Let’s say that deep in your fevered little mind, you truly believe you can fly. So long as you keep your mouth shut and your fantasies to yourself, nobody’s business, right? But then suppose this: you put on a cute little bat suit, clamber onto the roof of City Hall, flap your wings wildly and loudly start counting down from 10.

This is the deadly step from private nutter to full-blown, howling public menace—the sort of thing that causes the neighbors to murmur, hold the kids just a little bit closer . . . and never leave the house without a pitchfork and torch.

That’s been the trajectory of Utah’s public land grab. Its eerie public life began last year when Utah Gov. Gary Herbert signed the “Transfer of Public Lands Act.” The law modestly demands that the federal government hand over more than 30 million acres of federal land to Utah by the end of 2014.
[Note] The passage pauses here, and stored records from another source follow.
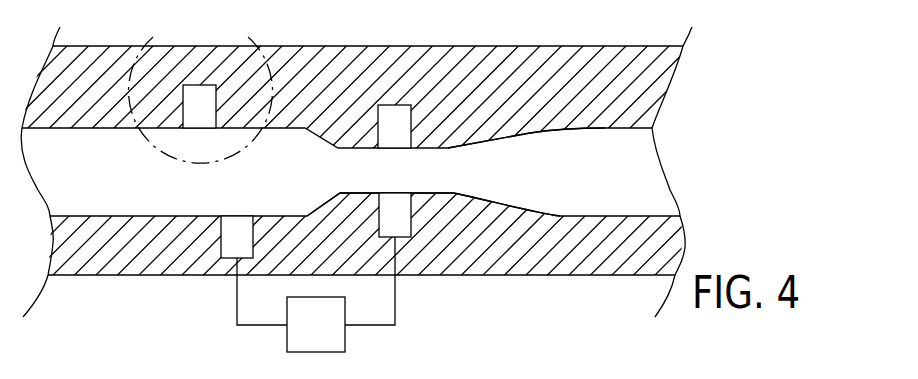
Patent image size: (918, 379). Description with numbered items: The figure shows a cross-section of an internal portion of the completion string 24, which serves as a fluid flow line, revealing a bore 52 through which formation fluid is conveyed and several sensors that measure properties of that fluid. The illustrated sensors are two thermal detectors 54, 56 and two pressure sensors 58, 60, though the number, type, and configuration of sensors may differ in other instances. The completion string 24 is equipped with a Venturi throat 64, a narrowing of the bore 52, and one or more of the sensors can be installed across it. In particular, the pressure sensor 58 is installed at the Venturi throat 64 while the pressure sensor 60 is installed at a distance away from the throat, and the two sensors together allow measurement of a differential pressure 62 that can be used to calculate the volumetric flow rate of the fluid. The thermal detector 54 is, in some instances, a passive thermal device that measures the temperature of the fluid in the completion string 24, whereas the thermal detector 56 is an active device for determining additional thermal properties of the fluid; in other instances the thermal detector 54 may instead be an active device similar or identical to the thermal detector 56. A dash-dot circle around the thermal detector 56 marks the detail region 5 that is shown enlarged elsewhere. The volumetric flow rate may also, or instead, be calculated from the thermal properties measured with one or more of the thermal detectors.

The detail view reference (FIG. 5) 5 is at (153, 37).
The completion string 24 is at (528, 46).
The bore 52 is at (600, 128).
The thermal detector 54 is at (408, 105).
The thermal detector 56 is at (183, 100).
The pressure sensor 58 is at (402, 237).
The pressure sensor 60 is at (215, 255).
The differential pressure 62 is at (345, 337).
The Venturi throat 64 is at (425, 193).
Legal experts say the state hasn’t a snowball’s chance of success. But for all its surface silliness, we take the threat very seriously: if the state succeeds, consequences for Utah’s wild lands, air and water will be dire. The state can’t possibly afford the nearly $300 million the federal government now spends annually to manage public lands in Utah so it will be forced to sell off large tracts of public land and to lease much of the rest to destructive extractive industries.
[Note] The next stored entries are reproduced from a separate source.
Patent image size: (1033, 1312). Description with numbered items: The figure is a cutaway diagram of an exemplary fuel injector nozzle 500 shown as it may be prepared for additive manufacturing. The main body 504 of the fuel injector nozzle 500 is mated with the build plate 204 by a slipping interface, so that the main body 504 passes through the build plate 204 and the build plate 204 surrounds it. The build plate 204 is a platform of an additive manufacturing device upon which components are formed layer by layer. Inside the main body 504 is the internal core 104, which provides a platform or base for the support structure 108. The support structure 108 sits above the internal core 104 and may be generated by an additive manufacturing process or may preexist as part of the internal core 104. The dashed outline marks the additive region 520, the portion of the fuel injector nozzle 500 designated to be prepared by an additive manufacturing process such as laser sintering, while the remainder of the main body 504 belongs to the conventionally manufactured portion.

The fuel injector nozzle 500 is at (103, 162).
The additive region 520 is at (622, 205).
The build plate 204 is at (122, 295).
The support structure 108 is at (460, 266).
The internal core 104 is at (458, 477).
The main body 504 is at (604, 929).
Utah legislators introduced a series of bills this year to advance the governor’s scheme. One of them, HB 142, requires the state’s Public Lands Policy Coordination Office (PLPCO) to study the costs and benefits of transferring public lands to the state and provides $450,000 to fund outside analyses. The bill also requires PLPCO to set up a process by which the state takes title to the land and to detail ways to increase revenue from it (read here: “sell” and “lease”).
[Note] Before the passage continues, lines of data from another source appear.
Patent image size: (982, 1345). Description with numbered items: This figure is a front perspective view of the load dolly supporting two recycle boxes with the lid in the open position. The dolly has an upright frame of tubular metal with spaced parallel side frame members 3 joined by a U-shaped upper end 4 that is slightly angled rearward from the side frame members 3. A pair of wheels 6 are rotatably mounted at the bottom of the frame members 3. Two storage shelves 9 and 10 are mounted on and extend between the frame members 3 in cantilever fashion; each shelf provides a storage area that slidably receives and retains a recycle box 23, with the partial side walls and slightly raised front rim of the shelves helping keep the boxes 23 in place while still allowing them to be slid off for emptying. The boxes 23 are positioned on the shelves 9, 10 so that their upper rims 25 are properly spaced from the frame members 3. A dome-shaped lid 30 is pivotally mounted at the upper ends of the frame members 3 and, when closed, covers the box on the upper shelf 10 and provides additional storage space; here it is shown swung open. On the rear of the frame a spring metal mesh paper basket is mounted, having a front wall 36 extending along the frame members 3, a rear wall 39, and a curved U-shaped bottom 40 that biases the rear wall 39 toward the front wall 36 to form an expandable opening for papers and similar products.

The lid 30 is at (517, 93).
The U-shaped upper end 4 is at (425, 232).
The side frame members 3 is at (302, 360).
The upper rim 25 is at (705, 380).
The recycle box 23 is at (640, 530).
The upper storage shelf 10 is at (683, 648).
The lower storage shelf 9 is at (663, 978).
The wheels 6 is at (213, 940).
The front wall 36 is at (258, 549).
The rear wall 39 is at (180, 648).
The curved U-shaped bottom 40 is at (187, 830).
When this newsletter went to print, HB 142 was still in committee. It’s likely to pass, though, and Herbert is likely to sign it with another anti-federal outburst.

Now the land grabbers are exporting their strange idea to others, sending emissaries to neighboring states whose legislators probably also believe that cage wrestling is real and so is Manti T’eo’s girlfriend.

Thanks to the support of SUWA members like you, the anti-federal fever that has overwhelmed so many Utah politicians—and has crossed state lines to avoid treatment—is facing increasing opposition. But it’s a long way from over and we will need your help until it is.